Question for folks that have setup a split between...
# ask-the-community
e
Question for folks that have setup a split between metadata / data buckets. I'm trying to dial in the ideal config, and I think there's something I'm missing. In the Helm chart for flyte-core, the
storage
section is shared amongst flyteadmin, flytepropeller, etc -- so my understanding is that the bucket specified there should be the metadata bucket. Flyteadmin generates signed urls for: • pyflyte register - to store the workflow definition • pyflyte run - to store the initial inputs But I would think that inputs are data rather than metadata ... am I misunderstanding?
So doesn't that indicate that Flyteadmin has to differentiate between / generate different signed urls based on the context?
k
But I would think that inputs are data rather than metadata ... am I misunderstanding? (edited)

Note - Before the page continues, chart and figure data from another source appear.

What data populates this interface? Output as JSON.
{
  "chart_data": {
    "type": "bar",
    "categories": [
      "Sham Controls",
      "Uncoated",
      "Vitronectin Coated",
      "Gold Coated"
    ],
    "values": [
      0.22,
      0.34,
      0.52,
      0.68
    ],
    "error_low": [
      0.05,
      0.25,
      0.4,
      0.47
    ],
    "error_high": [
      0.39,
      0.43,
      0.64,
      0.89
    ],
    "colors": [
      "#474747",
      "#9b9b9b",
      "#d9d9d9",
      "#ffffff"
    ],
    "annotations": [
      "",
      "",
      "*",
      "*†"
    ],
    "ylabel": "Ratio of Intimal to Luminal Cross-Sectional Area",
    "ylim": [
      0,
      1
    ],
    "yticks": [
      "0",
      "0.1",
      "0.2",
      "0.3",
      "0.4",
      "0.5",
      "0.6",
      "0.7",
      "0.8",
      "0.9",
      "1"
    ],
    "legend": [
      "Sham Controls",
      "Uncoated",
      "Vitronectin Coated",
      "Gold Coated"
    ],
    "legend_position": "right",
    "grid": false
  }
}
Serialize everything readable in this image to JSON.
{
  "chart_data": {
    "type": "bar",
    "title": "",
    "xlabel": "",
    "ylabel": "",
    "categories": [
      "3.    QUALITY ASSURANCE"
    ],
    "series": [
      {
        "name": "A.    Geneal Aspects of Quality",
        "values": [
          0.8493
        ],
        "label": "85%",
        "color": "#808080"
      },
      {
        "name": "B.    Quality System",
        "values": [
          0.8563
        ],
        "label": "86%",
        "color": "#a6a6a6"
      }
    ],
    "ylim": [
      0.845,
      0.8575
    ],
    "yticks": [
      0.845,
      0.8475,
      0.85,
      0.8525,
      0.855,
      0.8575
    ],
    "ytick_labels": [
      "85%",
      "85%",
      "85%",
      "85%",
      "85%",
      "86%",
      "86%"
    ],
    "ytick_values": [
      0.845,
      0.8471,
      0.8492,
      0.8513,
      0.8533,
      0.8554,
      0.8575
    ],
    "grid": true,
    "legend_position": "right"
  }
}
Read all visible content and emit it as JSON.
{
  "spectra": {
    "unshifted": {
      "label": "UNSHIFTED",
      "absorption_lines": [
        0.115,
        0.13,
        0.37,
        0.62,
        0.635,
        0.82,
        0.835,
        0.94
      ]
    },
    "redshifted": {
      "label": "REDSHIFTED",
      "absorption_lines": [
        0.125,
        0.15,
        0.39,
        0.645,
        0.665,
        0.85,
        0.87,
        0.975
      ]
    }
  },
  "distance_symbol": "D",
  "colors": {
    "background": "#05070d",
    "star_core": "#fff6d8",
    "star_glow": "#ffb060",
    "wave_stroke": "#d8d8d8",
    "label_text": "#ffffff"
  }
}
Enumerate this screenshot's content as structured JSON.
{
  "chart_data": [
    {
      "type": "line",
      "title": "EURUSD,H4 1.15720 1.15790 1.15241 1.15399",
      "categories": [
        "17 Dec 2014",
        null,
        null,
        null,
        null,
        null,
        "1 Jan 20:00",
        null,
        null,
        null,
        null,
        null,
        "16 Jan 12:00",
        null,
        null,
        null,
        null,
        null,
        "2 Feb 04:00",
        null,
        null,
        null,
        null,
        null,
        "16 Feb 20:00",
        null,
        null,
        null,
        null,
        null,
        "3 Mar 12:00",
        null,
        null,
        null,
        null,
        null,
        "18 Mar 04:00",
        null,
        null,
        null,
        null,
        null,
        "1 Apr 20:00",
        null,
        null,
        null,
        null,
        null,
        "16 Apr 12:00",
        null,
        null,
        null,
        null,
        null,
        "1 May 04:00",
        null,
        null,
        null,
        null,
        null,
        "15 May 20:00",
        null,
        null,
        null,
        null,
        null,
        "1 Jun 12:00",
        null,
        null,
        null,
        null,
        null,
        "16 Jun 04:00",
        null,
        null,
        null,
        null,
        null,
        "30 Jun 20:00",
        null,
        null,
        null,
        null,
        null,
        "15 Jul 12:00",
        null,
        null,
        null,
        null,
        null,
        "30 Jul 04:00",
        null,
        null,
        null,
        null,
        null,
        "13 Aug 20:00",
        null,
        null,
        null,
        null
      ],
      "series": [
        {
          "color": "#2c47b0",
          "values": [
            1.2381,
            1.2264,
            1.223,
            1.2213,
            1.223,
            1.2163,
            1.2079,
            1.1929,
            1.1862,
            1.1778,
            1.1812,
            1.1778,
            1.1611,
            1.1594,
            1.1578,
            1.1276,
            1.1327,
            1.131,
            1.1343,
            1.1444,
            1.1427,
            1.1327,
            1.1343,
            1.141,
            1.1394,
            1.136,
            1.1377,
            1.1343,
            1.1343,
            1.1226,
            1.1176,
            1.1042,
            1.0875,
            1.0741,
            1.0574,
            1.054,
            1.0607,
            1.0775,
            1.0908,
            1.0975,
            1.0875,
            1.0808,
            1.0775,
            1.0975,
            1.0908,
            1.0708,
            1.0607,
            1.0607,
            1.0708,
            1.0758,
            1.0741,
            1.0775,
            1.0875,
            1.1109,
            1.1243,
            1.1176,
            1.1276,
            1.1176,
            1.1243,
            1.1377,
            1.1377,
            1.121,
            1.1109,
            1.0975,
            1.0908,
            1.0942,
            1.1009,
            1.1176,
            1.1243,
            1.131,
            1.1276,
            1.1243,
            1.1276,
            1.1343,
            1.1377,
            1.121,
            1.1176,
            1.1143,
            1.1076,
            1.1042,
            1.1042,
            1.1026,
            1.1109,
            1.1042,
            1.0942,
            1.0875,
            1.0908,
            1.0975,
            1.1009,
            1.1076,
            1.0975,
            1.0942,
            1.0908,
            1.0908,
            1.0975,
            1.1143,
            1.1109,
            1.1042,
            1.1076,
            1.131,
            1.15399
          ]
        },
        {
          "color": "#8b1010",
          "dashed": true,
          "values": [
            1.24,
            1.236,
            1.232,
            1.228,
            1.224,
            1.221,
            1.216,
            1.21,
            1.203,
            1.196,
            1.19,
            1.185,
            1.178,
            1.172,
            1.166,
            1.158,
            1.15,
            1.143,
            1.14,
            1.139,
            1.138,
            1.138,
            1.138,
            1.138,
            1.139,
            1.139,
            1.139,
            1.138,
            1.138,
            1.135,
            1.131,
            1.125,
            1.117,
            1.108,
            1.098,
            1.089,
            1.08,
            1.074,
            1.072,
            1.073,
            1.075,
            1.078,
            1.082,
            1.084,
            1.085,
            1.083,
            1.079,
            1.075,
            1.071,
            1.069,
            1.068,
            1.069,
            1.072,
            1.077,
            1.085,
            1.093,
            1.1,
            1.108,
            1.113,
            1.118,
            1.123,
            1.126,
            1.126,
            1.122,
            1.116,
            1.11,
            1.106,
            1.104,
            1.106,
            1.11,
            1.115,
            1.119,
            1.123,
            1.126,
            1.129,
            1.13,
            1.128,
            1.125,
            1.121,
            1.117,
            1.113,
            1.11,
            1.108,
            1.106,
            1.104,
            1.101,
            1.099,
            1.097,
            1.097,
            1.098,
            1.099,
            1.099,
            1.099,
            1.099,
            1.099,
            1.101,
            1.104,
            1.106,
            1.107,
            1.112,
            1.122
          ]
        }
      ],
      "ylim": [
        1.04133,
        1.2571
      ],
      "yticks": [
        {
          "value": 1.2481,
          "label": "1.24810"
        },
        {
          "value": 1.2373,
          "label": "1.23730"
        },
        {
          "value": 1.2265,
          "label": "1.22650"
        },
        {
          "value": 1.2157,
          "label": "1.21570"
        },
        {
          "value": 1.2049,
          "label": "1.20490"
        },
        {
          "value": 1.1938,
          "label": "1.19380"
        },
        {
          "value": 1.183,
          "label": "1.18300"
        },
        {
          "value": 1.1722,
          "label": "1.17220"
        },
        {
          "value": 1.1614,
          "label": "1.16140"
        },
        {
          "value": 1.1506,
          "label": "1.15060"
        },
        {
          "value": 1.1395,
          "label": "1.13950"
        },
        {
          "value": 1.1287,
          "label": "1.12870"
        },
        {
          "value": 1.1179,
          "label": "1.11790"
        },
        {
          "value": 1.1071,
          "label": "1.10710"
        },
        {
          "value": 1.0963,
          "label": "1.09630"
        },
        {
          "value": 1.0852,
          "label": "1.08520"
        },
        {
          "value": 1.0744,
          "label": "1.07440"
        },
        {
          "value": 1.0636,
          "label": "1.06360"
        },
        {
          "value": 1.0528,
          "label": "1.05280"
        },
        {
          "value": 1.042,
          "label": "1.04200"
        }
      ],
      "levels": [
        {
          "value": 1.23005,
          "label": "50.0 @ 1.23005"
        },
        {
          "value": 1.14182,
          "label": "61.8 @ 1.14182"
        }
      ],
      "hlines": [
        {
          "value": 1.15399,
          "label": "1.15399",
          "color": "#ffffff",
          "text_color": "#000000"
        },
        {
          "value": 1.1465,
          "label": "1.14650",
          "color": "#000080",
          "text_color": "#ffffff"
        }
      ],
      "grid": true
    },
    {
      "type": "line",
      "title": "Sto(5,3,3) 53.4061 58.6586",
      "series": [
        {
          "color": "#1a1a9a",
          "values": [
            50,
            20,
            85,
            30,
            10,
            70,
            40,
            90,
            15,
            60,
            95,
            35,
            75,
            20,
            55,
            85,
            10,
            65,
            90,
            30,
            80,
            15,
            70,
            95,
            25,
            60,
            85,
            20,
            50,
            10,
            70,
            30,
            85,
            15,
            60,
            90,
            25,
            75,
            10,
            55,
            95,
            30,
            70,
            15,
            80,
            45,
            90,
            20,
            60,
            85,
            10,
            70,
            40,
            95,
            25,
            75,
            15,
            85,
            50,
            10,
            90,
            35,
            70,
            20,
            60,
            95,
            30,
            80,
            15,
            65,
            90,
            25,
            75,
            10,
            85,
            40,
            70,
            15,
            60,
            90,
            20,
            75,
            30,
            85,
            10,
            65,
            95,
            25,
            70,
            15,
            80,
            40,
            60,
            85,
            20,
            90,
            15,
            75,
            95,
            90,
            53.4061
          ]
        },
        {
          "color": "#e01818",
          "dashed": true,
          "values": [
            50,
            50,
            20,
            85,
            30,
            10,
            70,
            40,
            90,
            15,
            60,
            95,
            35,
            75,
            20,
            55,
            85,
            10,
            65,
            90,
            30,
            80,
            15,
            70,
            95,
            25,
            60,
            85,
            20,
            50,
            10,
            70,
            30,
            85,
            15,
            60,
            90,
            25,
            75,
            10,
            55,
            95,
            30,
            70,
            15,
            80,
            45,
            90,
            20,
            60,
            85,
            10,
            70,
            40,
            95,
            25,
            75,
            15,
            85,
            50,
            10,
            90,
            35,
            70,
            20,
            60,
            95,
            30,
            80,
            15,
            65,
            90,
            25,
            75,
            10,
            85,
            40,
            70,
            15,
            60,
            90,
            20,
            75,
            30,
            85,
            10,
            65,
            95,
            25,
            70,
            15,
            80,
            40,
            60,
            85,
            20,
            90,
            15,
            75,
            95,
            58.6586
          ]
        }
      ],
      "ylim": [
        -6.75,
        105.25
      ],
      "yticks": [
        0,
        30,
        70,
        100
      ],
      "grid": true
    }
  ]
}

int, string, and float are metadata
flytekit will offload the data to other bucket for flytefile or structured dataset
IIRC, flytekit send metadata to flyteadmin through gRPC, and admin will upload input.pb to s3
n
I also see this issue with splitting things between data and metadata buckets...the problem for me stems from the way
CreateUploadLocation
works. For instance, if I run something like
Copy code
pyflyte run remote-launchplan workflow.test_input --infile test.txt
I see calls to
/flyteidl.service.DataProxyService/CreateUploadLocation
. This will return a signed url for uploading
test.txt
to my metadata bucket, but I would like for the file to go to my data bucket. I have tried modifying flyteadmin's storage location, but then all of the
.pb
files it writes also go to my data bucket Is there a different way I should be launching workflow executions so the inputs are stored in my data bucket?